Published by Ten of Swords Publishing
Synopsis:
Strawberries is the name he has been given.
When they let him out, they had no way of knowing what he was. A psychopath. A killer.
The body count is at twenty already, and there doesn’t seem to be an end in sight. Agent Harry Bland can’t see one anyway. He doesn’t have a single clue to go on. It doesn’t help that his mind won’t focus. His heart just isn’t in it anymore.
Half way across the country, Sylvia is in a different state of mind. When she isn’t selling sex to the rich, she is doing her best to disappear. She lives a life of assumed names, one night stands, and a constant stream of narcotics. Sylvia has heard of Strawberries. Of course she has. So has everyone who has turned on the television or surfed the net. Yet, she has no way of knowing just how much his life will affect hers.
Seedy hotels, cross country truckers looking for the meaning of life, homemade pie, a reporter with her own secret agenda, obscenely expensive champagne, and plenty of spilled blood await our cast. But make sure to read fast…..Strawberries has killed number 21
**Thank you to the author for a complimentary copy of this book in exchange for an honest review**
It’s been a while since I read a serial killer novel, but I’d just finished re-watching series 1 of Hannibal (is there anything more glorious?) and was in the mood for something just like this.
I’m going to explain the star rating on my review before getting into it: I loved the book, the characters and the story so why might I have been so tightfisted with the sparklies?
Well, this book has a little bit of debut novel syndrome, where the second half flows better than the first when the author really figured out his own voice for writing. So, I figured that I’m going to save that final star of perfection for his next book which his Goodreads author page states that he is diligently working on – I can tell from this book that Bartsch has some real talent and so I’m holding my breath for his next work!
This book was a thriller, a mystery and a horror. It didn’t hold back on the violence and gore; the killer’s victims dying in a whole myriad of icky and messy ways.

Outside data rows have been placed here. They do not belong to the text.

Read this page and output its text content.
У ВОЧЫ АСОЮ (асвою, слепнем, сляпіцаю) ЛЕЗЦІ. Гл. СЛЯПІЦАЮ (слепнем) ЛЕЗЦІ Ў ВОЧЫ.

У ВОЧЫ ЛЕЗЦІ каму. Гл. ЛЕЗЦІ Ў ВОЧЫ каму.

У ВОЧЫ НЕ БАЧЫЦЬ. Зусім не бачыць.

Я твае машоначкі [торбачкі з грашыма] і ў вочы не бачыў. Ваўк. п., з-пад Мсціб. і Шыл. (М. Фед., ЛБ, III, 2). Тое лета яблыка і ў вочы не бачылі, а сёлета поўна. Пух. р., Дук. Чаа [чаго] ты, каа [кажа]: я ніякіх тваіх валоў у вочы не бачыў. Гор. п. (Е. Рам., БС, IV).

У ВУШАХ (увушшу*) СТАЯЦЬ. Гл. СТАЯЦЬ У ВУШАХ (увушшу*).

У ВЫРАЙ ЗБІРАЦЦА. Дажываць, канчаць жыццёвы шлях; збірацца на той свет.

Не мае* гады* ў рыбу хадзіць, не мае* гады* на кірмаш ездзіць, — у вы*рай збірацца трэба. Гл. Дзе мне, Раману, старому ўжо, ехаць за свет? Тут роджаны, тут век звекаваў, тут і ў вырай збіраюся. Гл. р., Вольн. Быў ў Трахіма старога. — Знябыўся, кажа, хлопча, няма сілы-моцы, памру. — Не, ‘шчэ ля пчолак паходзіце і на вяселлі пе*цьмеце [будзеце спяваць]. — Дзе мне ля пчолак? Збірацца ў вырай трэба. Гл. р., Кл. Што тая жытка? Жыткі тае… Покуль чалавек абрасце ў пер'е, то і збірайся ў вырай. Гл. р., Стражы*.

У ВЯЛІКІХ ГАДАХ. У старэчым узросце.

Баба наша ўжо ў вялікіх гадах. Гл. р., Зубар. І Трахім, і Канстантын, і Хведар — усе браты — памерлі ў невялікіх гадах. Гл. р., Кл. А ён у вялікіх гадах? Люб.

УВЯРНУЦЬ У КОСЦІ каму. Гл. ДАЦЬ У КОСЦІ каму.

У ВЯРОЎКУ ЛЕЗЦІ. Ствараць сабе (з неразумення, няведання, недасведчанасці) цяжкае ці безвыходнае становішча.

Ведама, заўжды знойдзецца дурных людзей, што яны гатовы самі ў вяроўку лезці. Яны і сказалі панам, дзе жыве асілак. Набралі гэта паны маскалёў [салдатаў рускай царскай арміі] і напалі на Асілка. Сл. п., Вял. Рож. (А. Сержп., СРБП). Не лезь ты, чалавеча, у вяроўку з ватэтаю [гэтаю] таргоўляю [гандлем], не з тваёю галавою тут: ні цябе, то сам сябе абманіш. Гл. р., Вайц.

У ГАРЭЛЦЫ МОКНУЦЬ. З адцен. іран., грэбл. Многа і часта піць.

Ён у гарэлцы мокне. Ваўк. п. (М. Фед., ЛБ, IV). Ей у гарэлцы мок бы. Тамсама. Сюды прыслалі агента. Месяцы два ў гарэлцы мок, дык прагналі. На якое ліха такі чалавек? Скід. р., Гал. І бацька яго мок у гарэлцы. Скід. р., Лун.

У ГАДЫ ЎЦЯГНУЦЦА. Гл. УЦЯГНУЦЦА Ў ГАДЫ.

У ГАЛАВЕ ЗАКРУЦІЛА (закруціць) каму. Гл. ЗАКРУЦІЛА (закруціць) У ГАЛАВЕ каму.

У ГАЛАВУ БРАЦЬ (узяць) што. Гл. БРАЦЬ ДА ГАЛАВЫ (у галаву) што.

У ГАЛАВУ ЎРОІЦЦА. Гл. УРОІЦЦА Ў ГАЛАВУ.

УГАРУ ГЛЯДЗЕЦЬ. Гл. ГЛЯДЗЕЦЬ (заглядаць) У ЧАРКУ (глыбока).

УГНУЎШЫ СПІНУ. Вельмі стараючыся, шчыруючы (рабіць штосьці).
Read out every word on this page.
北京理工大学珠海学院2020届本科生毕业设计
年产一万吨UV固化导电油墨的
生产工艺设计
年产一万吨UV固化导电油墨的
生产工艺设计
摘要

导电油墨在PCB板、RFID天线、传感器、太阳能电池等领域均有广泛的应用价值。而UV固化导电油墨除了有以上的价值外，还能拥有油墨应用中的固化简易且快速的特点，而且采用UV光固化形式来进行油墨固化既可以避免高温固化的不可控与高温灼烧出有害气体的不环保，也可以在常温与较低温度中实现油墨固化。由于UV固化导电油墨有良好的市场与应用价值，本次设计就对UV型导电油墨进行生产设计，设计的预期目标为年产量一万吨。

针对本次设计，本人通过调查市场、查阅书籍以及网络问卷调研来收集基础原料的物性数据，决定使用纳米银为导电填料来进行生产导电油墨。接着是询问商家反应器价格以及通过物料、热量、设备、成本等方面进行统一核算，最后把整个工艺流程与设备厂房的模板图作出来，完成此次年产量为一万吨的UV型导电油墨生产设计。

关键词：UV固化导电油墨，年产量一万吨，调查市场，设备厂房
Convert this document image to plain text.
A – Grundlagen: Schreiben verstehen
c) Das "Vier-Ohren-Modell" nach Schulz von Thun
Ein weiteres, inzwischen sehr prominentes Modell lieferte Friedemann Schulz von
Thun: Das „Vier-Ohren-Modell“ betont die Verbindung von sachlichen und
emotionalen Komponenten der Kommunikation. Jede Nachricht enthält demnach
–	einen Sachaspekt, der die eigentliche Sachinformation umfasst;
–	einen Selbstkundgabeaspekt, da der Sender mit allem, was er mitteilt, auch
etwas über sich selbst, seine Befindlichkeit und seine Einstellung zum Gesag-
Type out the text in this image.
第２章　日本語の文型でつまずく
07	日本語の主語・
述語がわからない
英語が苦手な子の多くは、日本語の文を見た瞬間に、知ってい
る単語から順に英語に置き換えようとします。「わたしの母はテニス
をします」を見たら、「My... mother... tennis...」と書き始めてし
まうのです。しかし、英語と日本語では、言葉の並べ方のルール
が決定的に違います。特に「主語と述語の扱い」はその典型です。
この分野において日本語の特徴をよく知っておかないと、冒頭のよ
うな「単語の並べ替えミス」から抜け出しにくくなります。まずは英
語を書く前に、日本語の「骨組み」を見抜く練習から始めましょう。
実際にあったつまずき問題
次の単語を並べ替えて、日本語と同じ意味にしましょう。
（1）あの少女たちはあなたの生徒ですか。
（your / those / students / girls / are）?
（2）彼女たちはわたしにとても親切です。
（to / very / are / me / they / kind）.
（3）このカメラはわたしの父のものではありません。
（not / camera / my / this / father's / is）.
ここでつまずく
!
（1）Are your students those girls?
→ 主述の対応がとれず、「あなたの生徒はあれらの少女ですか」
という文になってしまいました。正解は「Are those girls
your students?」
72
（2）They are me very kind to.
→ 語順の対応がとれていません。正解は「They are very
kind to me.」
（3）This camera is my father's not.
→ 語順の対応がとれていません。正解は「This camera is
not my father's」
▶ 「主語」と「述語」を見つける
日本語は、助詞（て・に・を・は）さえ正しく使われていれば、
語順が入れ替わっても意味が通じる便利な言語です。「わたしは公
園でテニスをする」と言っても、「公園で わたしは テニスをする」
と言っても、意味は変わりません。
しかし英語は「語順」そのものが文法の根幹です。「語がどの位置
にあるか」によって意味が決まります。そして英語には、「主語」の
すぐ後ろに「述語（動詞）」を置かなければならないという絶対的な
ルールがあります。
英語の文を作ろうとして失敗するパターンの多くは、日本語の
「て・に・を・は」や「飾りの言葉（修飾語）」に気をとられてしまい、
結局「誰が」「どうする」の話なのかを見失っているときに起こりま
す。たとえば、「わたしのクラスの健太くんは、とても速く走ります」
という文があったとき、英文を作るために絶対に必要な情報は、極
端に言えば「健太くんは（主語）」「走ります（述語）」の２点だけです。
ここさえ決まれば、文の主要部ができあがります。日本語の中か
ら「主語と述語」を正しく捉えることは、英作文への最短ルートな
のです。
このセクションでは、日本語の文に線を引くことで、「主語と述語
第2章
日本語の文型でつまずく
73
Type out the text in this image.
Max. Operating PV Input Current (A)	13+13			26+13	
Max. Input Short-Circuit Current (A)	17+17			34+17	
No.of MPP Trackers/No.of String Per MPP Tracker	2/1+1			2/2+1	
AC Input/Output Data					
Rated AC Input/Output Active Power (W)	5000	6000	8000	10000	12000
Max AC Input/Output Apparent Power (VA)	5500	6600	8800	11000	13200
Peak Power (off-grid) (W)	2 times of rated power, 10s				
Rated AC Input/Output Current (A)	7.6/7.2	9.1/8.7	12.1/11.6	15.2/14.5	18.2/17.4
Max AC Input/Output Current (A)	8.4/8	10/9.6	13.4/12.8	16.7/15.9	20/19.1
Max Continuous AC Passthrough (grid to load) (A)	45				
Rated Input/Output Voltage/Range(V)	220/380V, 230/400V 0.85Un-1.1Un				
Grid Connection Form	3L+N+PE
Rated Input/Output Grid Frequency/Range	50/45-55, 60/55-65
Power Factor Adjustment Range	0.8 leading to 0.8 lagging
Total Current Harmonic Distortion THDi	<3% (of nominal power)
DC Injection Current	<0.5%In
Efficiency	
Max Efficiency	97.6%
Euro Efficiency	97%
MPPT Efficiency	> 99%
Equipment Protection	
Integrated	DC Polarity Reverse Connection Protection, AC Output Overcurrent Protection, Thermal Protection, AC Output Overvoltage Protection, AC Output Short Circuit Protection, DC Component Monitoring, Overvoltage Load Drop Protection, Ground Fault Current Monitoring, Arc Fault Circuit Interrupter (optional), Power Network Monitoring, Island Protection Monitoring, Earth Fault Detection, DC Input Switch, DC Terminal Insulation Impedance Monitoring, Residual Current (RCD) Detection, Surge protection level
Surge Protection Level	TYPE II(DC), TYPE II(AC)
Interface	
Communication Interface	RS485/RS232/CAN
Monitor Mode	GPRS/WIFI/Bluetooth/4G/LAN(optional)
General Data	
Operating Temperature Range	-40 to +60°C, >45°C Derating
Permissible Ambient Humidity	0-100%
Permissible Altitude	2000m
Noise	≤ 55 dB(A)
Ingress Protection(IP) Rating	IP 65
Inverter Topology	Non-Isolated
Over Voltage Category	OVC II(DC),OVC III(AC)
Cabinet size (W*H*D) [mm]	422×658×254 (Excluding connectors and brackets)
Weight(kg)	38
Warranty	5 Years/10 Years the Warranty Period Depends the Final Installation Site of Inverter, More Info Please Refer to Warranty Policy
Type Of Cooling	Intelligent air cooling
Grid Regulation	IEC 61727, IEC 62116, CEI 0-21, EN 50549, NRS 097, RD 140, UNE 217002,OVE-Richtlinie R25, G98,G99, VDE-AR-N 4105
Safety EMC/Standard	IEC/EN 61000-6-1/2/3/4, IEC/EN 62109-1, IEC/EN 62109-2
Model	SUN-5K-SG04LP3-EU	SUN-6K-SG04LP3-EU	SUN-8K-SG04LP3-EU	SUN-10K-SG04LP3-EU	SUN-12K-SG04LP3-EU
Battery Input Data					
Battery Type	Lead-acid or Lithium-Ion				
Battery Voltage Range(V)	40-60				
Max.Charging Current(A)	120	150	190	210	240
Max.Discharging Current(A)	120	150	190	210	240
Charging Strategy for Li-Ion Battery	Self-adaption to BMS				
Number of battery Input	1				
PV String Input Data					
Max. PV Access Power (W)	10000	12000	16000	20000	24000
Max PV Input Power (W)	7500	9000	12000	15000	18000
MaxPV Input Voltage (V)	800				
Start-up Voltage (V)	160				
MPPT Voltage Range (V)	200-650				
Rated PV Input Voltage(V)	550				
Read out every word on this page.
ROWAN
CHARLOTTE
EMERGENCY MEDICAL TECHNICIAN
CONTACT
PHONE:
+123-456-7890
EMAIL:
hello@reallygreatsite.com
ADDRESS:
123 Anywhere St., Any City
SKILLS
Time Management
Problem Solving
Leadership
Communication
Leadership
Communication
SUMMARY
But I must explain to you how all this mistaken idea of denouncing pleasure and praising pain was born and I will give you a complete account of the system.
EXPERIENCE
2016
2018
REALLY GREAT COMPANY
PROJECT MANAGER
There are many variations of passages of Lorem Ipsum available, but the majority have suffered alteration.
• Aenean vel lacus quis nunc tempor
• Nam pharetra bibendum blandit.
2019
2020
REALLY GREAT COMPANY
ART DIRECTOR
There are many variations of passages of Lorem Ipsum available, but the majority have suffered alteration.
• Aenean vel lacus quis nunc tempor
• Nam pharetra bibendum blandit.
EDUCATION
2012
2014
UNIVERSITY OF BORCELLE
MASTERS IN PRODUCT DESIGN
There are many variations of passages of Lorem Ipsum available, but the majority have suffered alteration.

The chapters alternate between the killer, the FBI agent sent to track him down, a dysfunctional sky-prostitute with a pill problem, a journalist who may have the answer to what connects them all, and a pair of brothers on a road trip. This gives you a broad view of what’s going on from different perspectives and was executed artfully, giving you just enough to follow on and draw your own conclusions without spelling every last thing out for you (pet peeve of mine).
The characters were really well developed, especially considering how many there were to follow. My favourite would have to be Sylvia, aforementioned sky-prostitute (the airplane kind, not the satellite TV kind) with a pill problem. She’s ballsy and in control despite her obvious issues, her voice in this book was the one that kept me utterly hooked.
Being a thriller, it would be rude of me to give away any of the plot but I can tell you that it isn’t too predictable. It pretty much cuts a direct line between horror and mystery, with the strange nature of the killer and the brutal ways he dispatches his victims, but the sheer depth of all the characters rounds the story off nicely.
This story takes place in a variety of locations and I thought they were all really well described, giving a slightly jarring contrast between the homely settings and the horrible things that take place in them.
One more author to stick on my ‘to follow’ list!